Password Reset Email

A secure and clear password reset email template. Guides users through resetting their password safely.

responsive

dark-mode

security-focused

VARIABLES

Template Variables

Variable	Type	Description	Example
`{{user_name}}`required	string	The user's first name or display name	John
`{{reset_url}}`required	string	The password reset link (should expire)	https://app.example.com/reset?token=abc123
`{{expiry_time}}`required	string	How long the reset link is valid	1 hour
`{{product_name}}`required	string	Your product or company name	Acme App
`{{support_email}}`	string	Support email for questions	support@acme.com

CODE

Template Source

<!DOCTYPE html>
<html>
<head>
  <meta charset="utf-8">
  <meta name="viewport" content="width=device-width, initial-scale=1">
  <title>Reset your password</title>
</head>
<body style="margin: 0; padding: 0; font-family: -apple-system, BlinkMacSystemFont, 'Segoe UI', Roboto, sans-serif; background-color: #f4f4f5;">
  <table width="100%" cellpadding="0" cellspacing="0" style="max-width: 600px; margin: 0 auto; padding: 40px 20px;">
    <tr>
      <td style="background-color: #ffffff; border-radius: 8px; padding: 40px;">
        <h1 style="margin: 0 0 24px; font-size: 24px; color: #09090b;">
          Reset your password
        </h1>
        <p style="margin: 0 0 16px; font-size: 16px; line-height: 1.6; color: #71717a;">
          Hi {{user_name}},
        </p>
        <p style="margin: 0 0 24px; font-size: 16px; line-height: 1.6; color: #71717a;">
          We received a request to reset your password for your {{product_name}} account.

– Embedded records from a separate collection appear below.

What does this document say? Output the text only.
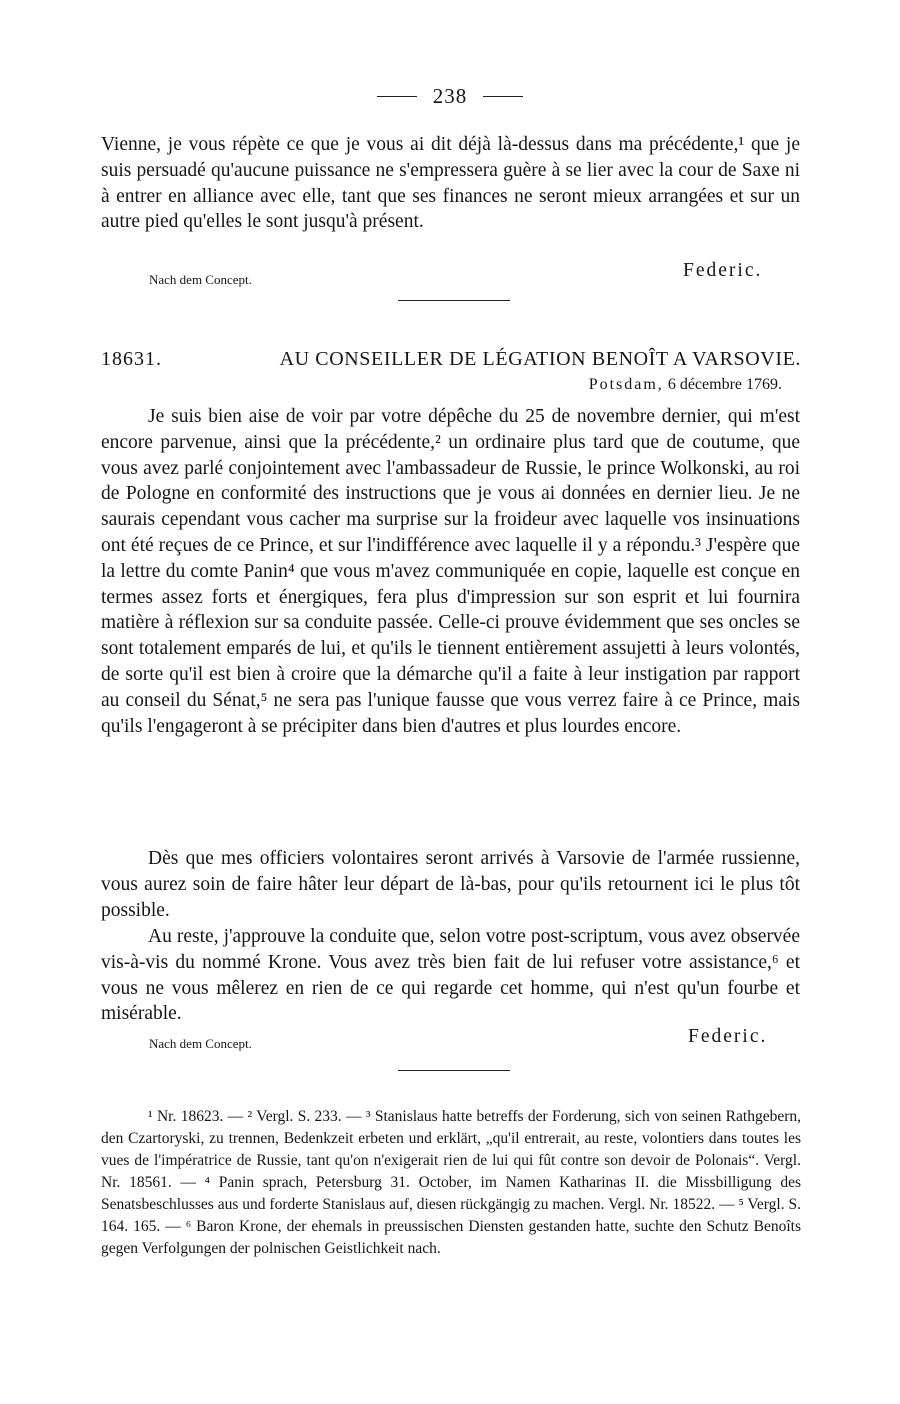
238

Vienne, je vous répète ce que je vous ai dit déjà là-dessus dans ma précédente,¹ que je suis persuadé qu'aucune puissance ne s'empressera guère à se lier avec la cour de Saxe ni à entrer en alliance avec elle, tant que ses finances ne seront mieux arrangées et sur un autre pied qu'elles le sont jusqu'à présent.

Nach dem Concept.	Federic.
18631.	AU CONSEILLER DE LÉGATION BENOÎT A VARSOVIE.
Potsdam, 6 décembre 1769.

Je suis bien aise de voir par votre dépêche du 25 de novembre dernier, qui m'est encore parvenue, ainsi que la précédente,² un ordinaire plus tard que de coutume, que vous avez parlé conjointement avec l'ambassadeur de Russie, le prince Wolkonski, au roi de Pologne en conformité des instructions que je vous ai données en dernier lieu. Je ne saurais cependant vous cacher ma surprise sur la froideur avec laquelle vos insinuations ont été reçues de ce Prince, et sur l'indifférence avec laquelle il y a répondu.³ J'espère que la lettre du comte Panin⁴ que vous m'avez communiquée en copie, laquelle est conçue en termes assez forts et énergiques, fera plus d'impression sur son esprit et lui fournira matière à réflexion sur sa conduite passée. Celle-ci prouve évidemment que ses oncles se sont totalement emparés de lui, et qu'ils le tiennent entièrement assujetti à leurs volontés, de sorte qu'il est bien à croire que la démarche qu'il a faite à leur instigation par rapport au conseil du Sénat,⁵ ne sera pas l'unique fausse que vous verrez faire à ce Prince, mais qu'ils l'engageront à se précipiter dans bien d'autres et plus lourdes encore.

Dès que mes officiers volontaires seront arrivés à Varsovie de l'armée russienne, vous aurez soin de faire hâter leur départ de là-bas, pour qu'ils retournent ici le plus tôt possible.

Au reste, j'approuve la conduite que, selon votre post-scriptum, vous avez observée vis-à-vis du nommé Krone. Vous avez très bien fait de lui refuser votre assistance,⁶ et vous ne vous mêlerez en rien de ce qui regarde cet homme, qui n'est qu'un fourbe et misérable.

Nach dem Concept.	Federic.

¹ Nr. 18623. — ² Vergl. S. 233. — ³ Stanislaus hatte betreffs der Forderung, sich von seinen Rathgebern, den Czartoryski, zu trennen, Bedenkzeit erbeten und erklärt, „qu'il entrerait, au reste, volontiers dans toutes les vues de l'impératrice de Russie, tant qu'on n'exigerait rien de lui qui fût contre son devoir de Polonais“. Vergl. Nr. 18561. — ⁴ Panin sprach, Petersburg 31. October, im Namen Katharinas II. die Missbilligung des Senatsbeschlusses aus und forderte Stanislaus auf, diesen rückgängig zu machen. Vergl. Nr. 18522. — ⁵ Vergl. S. 164. 165. — ⁶ Baron Krone, der ehemals in preussischen Diensten gestanden hatte, suchte den Schutz Benoîts gegen Verfolgungen der polnischen Geistlichkeit nach.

Click the button below to choose a new password:
        </p>
        <a href="{{reset_url}}" style="display: inline-block; padding: 14px 28px; background-color: #09090b; color: #ffffff; text-decoration: none; border-radius: 6px; font-weight: 600;">
          Reset Password
        </a>
        <p style="margin: 24px 0 0; font-size: 14px; line-height: 1.6; color: #a1a1aa;">
          This link will expire in {{expiry_time}}. If you didn't request this, you can safely ignore this email.
        </p>
        <hr style="margin: 32px 0; border: none; border-top: 1px solid #e4e4e7;">
        <p style="margin: 0; font-size: 12px; color: #a1a1aa;">
          If the button doesn't work, copy and paste this link into your browser:<br>
          <a href="{{reset_url}}" style="color: #3b82f6; word-break: break-all;">{{reset_url}}</a>
        </p>
      </td>
    </tr>
  </table>
</body>
</html>

Security Best Practices

Token Security

Generate cryptographically secure tokens (at least 32 bytes)
Store only the hashed token in your database
Set a short expiry time (1 hour recommended)
Invalidate the token after use

Email Security

Never include the user's current password
Use HTTPS for all reset links
Consider adding the user's IP address or location
Log all password reset attempts

Customization Tips

Adding Device Information

Include information about where the request came from:

const html = render(<PasswordResetEmail
  userName={user.name}
  resetUrl={resetUrl}
  expiryTime="1 hour"
  productName="Acme App"
  deviceInfo="Chrome on Windows, New York, USA"
/>);

Multiple Languages

Create localized versions of this template for international users. Store the user's language preference and use the appropriate template.